Today is the UN International Day of Forests and this year’s theme is ‘Forests and Sustainable Cities’, with an emphasis on vertical forests. Given the crisis natural forests are facing around the globe, to focus on trees in urban settings on this day makes us realise the need to communicate what is actually happening to real forests and how it can be addressed. Two newly released studies can help the European Union take meaningful action on deforestation, with the potential to save forest equivalent to the size of Portugal. The EU’s consumption of commodities such as palm oil, timber and coffee is having devastating deforestation and wider impacts in the places where they are grown – now these new studies outline policy actions the EU can and must take to prevent it, and the wider world, consuming deforestation.
Two new studies have been published by the European Commission that dramatically empower the EU to institute meaningful action on deforestation caused by its consumption of forest-risk commodities such as palm oil, timber, soy, coffee, beef and leather.
The first study – a feasibility study – concludes that strong EU action to combat deforestation and forest degradation is indeed feasible, can make a positive impact and would cement Europe’s leadership role while helping to meet its commitments on deforestation.
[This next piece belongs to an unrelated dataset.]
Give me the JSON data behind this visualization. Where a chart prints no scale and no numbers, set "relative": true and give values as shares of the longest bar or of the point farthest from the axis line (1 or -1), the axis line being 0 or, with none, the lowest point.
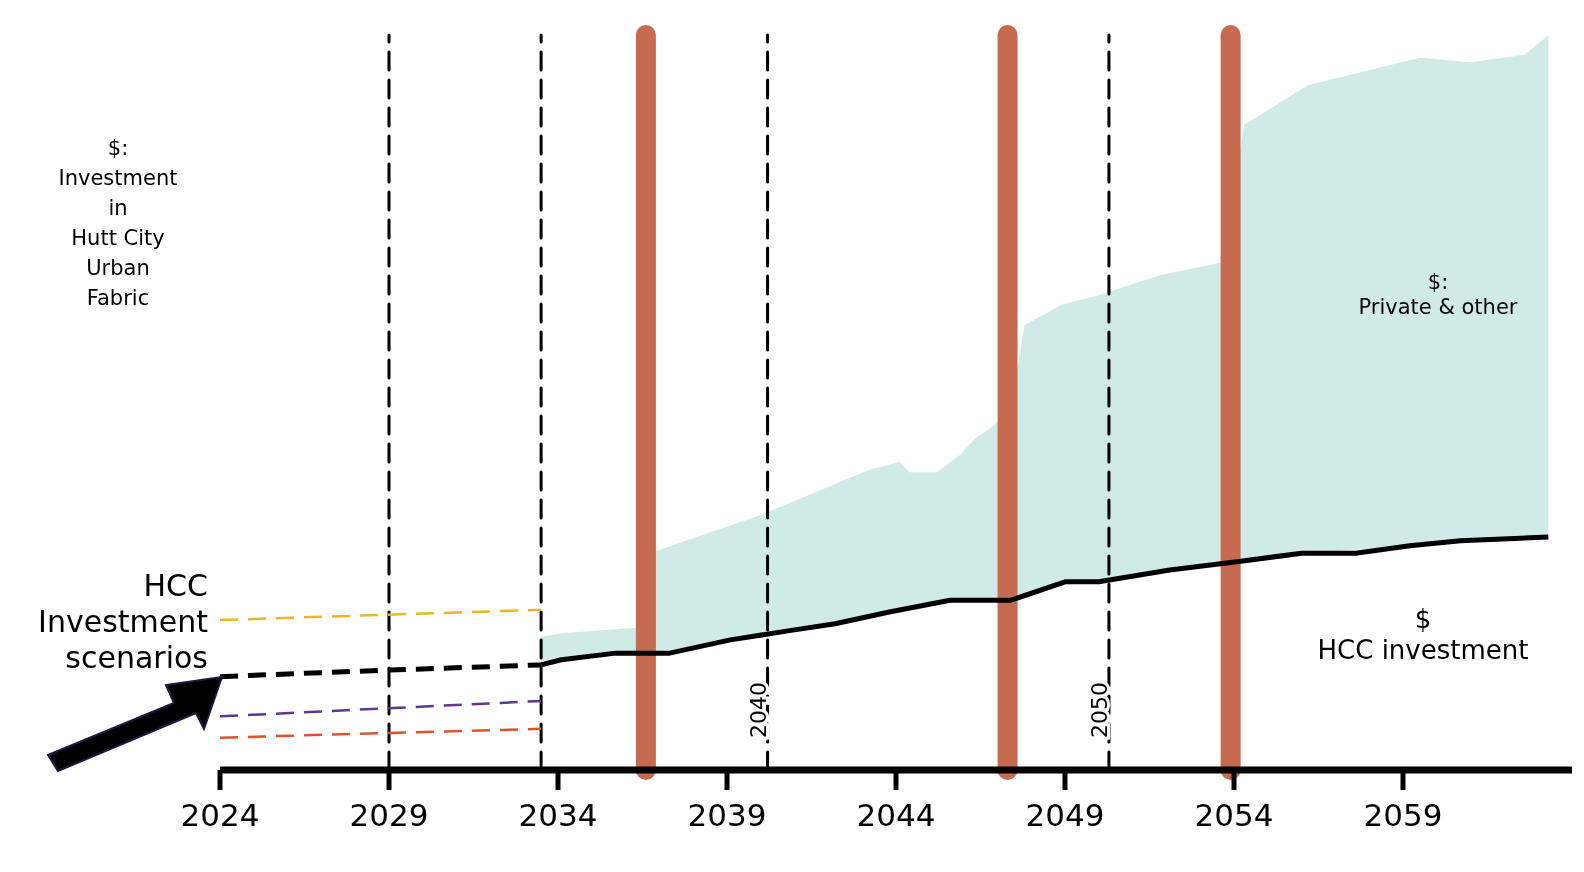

Presenting 20 possible policy interventions, the feasibility study concludes that for EU action to be effective, both supply and demand side measures will be needed; improved implementation of existing measures in producer countries will need to be supplemented by new regulatory measures in the EU.
Palm fruits in Indonesia
A mix of interventions is needed which can have significant impact, such as technical support for best practice in smallholder production of forest-risk commodities and the introduction of new due diligence regulations in Europe requiring importers to avoid crops produced through deforestation, forest degradation, crime or human rights abuses.
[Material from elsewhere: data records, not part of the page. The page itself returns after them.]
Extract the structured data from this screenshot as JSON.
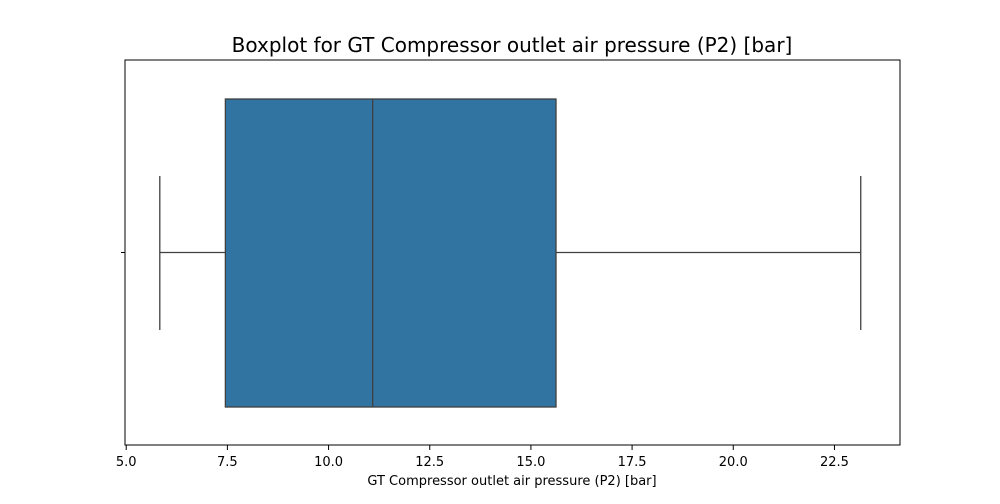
{
  "chart_data": {
    "type": "box",
    "title": "Boxplot for GT Compressor outlet air pressure (P2) [bar]",
    "xlabel": "GT Compressor outlet air pressure (P2) [bar]",
    "ylabel": "",
    "xlim": [
      4.97,
      24.12
    ],
    "xticks": [
      5.0,
      7.5,
      10.0,
      12.5,
      15.0,
      17.5,
      20.0,
      22.5
    ],
    "xtick_labels": [
      "5.0",
      "7.5",
      "10.0",
      "12.5",
      "15.0",
      "17.5",
      "20.0",
      "22.5"
    ],
    "box": {
      "whisker_low": 5.83,
      "q1": 7.45,
      "median": 11.09,
      "q3": 15.62,
      "whisker_high": 23.15
    },
    "box_color": "#3274a1",
    "line_color": "#3f3f3f",
    "grid": false,
    "legend": "none"
  }
}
The second published study concerns palm oil and finds that, while the crop provides significant development gains for smallholders, imports into the EU market between 1990 and 2008 generated 0.9 million hectares of deforestation worldwide.
A number of the interventions outlined in the feasibility study have already been applied to palm oil, including jurisdictional approaches, certification schemes and public procurement policies.
However, large areas are still under threat from deforestation through conversion to oil palm plantations, partly due to a certification schemes varying on deforestation standards and failing in their implementation. Although the Palm Oil Study does not state how well such standards and the law are actually complied with, it does conclude that none of the existing certification schemes are fully aligned with all the EU and UN policy requirements, such as the EU Renewable Energy Directive (RED) and UN Sustainable Development Goals.
Forest land devastated for conversion to plantation, Indonesia
While the Roundtable on Sustainable Palm Oil and Indonesian Sustainable Palm Oil (ISPO) are currently undergoing reform, EIA recently reported the Indonesian Government has been backtracking on ISPO reforms that would result in meaningful change.
An increasing number of voluntary initiatives and commitments from the private and public sectors can also be capitalised upon to improve national laws and their enforcement, certification standards and demand for certified sustainable palm oil. On this basis, palm oil is the commodity most ready to be further regulated.
We welcome these new studies and urge the EU to commit to developing an explicit Action Plan on Deforestation which enacts policy options that will result in meaningful impacts. The study now empowers the EU to make a decision on the interventions it will take and push ahead with regulatory measures as part of an ambitious action plan.
The EU is estimated to consume 36 per cent of internationally traded commodities produced through deforestation and action is urgently needed to reduce flows of agricultural commodities that drive deforestation and forest degradation.
We are part of a coalition of NGOs which have repeatedly called on the EU to take action on deforestation in order for the EU to meet its targets to reduce gross tropical deforestation by at least 50 per cent by 2020 (compared to 2005-10 levels) and to halt global forest cover loss by 2030 at the latest.
Pristine rainforest, Indonesia
Recent events – including a proposed ban restricting counting palm oil-based biofuels against EU renewable energy targets and Indonesia’s efforts to use the Comprehensive Economic Partnership Agreement discussions between the EU and Indonesia to force the EU to buy its palm oil regardless of environmental or social standards – have politicised the debate on the need for the EU to combat deforestation and the way it goes about it.
These studies now re-empower the European Commission to implement bold regulatory measures and show the global leadership required to inspire similar measures from other major markets, such as China and India.
The studies show policy interventions are achievable and have already been successfully implemented for some commodities, such as timber and palm oil. We look forward to the Commission using these studies as a basis for action in the near future.